Published in final edited form as: Oncogene. 2014 Dec 22;34(36):4746–4757. doi: 10.1038/onc.2014.405

Figure 5. Inhibition of SHH tumor maintenance by a dominant-negative form of Vav1.

Figure 5

A-D. In each experiment Ptch1+/− Cdkn2c−/−mouse medulloblastoma cells infected with a GFP only virus were transplanted into the left side of recipient nude mice, whereas tumor cells infected with Vav1 or Vav1DN viruses were transplanted on the right side. Parallel FACS analysis revealed that approximately 20-40% tumor cells were infected.

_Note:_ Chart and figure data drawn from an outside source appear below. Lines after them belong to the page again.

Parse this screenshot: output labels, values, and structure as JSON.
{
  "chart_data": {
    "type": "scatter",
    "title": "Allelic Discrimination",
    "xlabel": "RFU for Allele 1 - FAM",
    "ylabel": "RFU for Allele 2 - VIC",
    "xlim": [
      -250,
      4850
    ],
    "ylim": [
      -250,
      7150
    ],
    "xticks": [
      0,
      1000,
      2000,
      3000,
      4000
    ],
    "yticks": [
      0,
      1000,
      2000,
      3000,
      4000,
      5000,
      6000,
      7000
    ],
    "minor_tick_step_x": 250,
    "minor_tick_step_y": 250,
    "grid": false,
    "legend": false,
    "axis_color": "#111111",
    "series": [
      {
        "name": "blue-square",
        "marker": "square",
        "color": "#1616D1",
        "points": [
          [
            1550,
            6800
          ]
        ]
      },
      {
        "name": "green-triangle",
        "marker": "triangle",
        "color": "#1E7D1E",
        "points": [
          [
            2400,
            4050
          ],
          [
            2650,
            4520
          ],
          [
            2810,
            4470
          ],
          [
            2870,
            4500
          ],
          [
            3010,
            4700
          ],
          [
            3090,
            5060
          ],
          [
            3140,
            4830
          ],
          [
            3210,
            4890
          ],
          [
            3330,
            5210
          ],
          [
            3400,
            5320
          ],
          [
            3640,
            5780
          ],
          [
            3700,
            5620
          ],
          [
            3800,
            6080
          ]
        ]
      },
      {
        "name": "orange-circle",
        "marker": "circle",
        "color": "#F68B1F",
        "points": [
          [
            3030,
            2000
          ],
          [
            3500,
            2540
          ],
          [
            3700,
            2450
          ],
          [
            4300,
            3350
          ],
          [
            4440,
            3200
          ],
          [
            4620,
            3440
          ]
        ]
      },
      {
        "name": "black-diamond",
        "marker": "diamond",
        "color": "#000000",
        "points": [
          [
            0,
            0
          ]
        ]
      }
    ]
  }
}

A. A representative mouse transplanted with tumor cells infected with GFP- (left) or Vav1DN/GFP- (right) carrying retroviruses. A significantly larger tumor appeared on the left side from GFP alone-infected cells (white arrow). B. Surgically removed tumors from a mouse in which tumors developed on both sides. Scale bar, 5mm. C. Quantification of the weight ratio between Vav1- or Vav1DN-expressing tumors compared to control GFP alone-expressing tumors. *p<0.05. Black circles represent transplanted mice that did not develop tumors. D. Contribution of either Vav1-or Vav1DN-expressing cells to tumor maintenance. The GFP index is defined as the ratio of the percentage of GFP-positive tumor cells in the secondary tumors compared to the percentage of GFP-positive infected tumor cells before transplant. Note that 3 recipient mice did not develop secondary tumors from Vav1DN-infected tumor cells (black triangles). *p<0.05. E. Kaplan-Meier survival curve of mice following stereotactic cortical transplantation of GNPs, infected with Vav1/GFP (n=8) or Mycn /GFP GNPs (n=7) retroviruses.